Arrachera with Tequila

Arrachera with Tequila


  • Beef flank steak    1/2 lb. (250 g) 
  • Tequila Añejo 100% Agave    17 fl. oz (500 ml)
  • Worcestershire sauce    1 fl. oz (30 ml)
  • Fresh garlic    2/3 oz (20 g)
  • Cola-flavored soda    10 fl. oz (300 ml) 
  • Chili powder    1/2 oz (15 g)
  • Vegetable oil    1/10 fl. oz (3 ml)
  • Salt    to taste


  1. Place all ingredients, except the flank beef (arrachera), in a blender and blend very well at medium-high speed for about 3 min. Use the resulting liquid to marinate the arrachera.

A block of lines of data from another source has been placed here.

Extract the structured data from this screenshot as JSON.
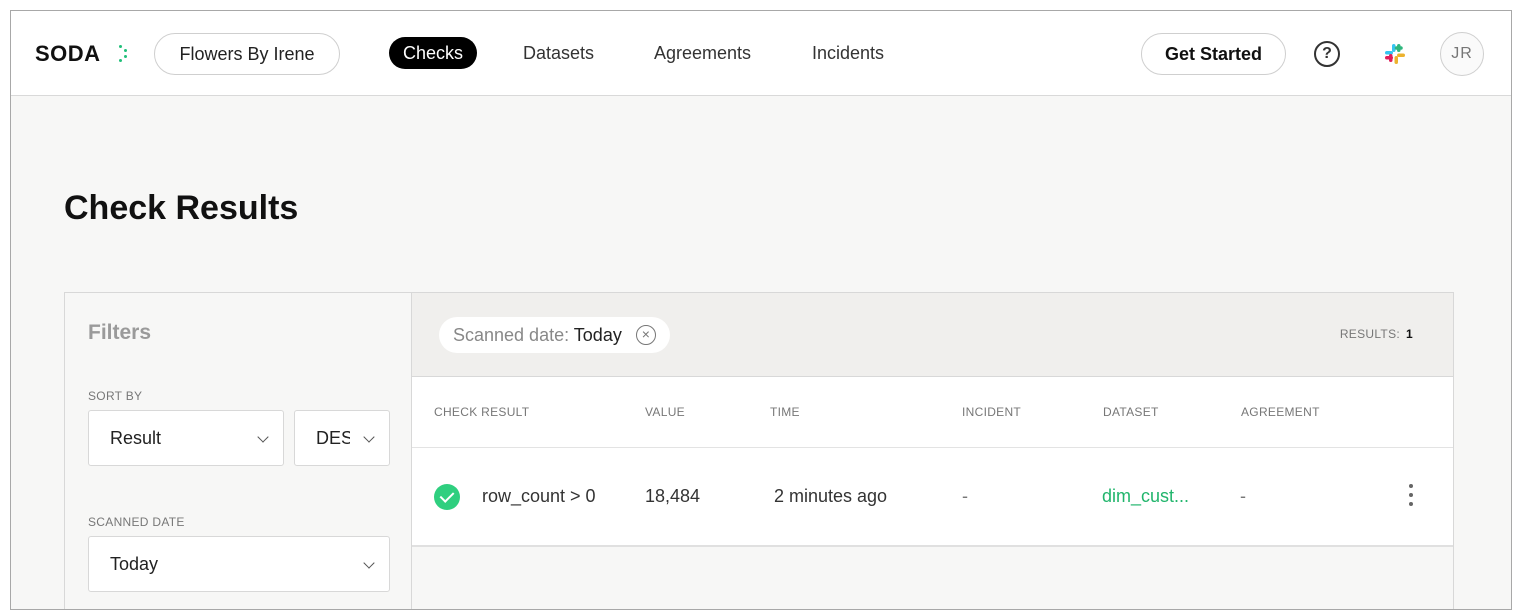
{
  "header": {
    "logo": "SODA",
    "org_name": "Flowers By Irene",
    "nav": [
      "Checks",
      "Datasets",
      "Agreements",
      "Incidents"
    ],
    "active_nav": "Checks",
    "get_started": "Get Started",
    "help_icon": "?",
    "slack_icon": "slack-icon",
    "avatar_initials": "JR",
    "colors": {
      "accent": "#21c07a",
      "active_nav_bg": "#000000"
    }
  },
  "page": {
    "title": "Check Results"
  },
  "filters": {
    "title": "Filters",
    "sort_by_label": "SORT BY",
    "sort_field": "Result",
    "sort_order": "DESC",
    "scanned_date_label": "SCANNED DATE",
    "scanned_date_value": "Today"
  },
  "results": {
    "chip_key": "Scanned date:",
    "chip_value": "Today",
    "count_label": "RESULTS:",
    "count": "1",
    "columns": [
      "CHECK RESULT",
      "VALUE",
      "TIME",
      "INCIDENT",
      "DATASET",
      "AGREEMENT"
    ],
    "rows": [
      {
        "status": "pass",
        "check": "row_count > 0",
        "value": "18,484",
        "time": "2 minutes ago",
        "incident": "-",
        "dataset": "dim_cust...",
        "agreement": "-"
      }
    ],
    "colors": {
      "pass": "#2fcf7f",
      "dataset_link": "#21b56c"
    }
  }
}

  2. Pour the marinade into a Vesta Vertical Vacuum Pouch, followed by the arrachera, then seal the pouch with the (Vesta V40 Vacuum Sealer) and leave to marinate in the refrigerator for a minimum of 8 hours.

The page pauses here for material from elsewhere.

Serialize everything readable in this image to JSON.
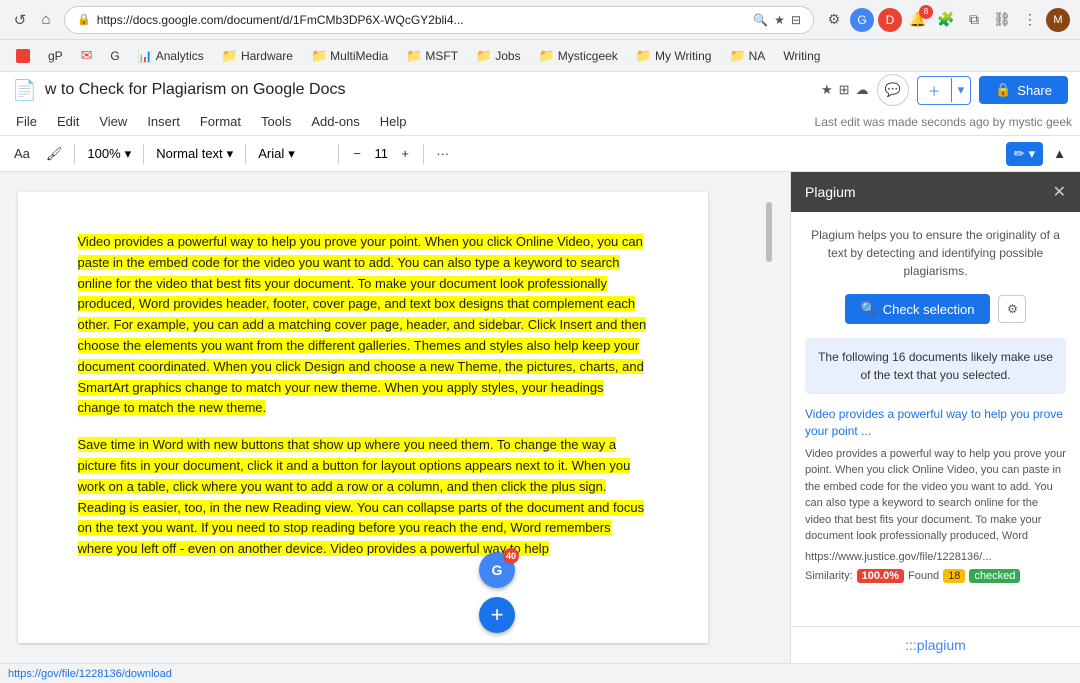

  3. After 8 hours, remove the pouch containing the arrachera and submerge it in a container/Pot filled with water to the ¾ mark; also add theVesta Immersion Circulator or other sous vide cooker and set it to a temperature of 167°F (75°C) for 25 minutes.

  4. Once time is up, remove the pouch containing the arrachera from the water.

  5. Heat the Griddle / Comal / Frying pan on a stovetop at high heat and add a little vegetable oil to the Griddle / Comal / Frying pan. 

  6. Open the pouch, remove the arrachera and sear both sides of them arrachera on the Griddle / Comal / Frying pan for no more than 2 minutes.

  7. Once the meat is ready, take it off the heat and serve.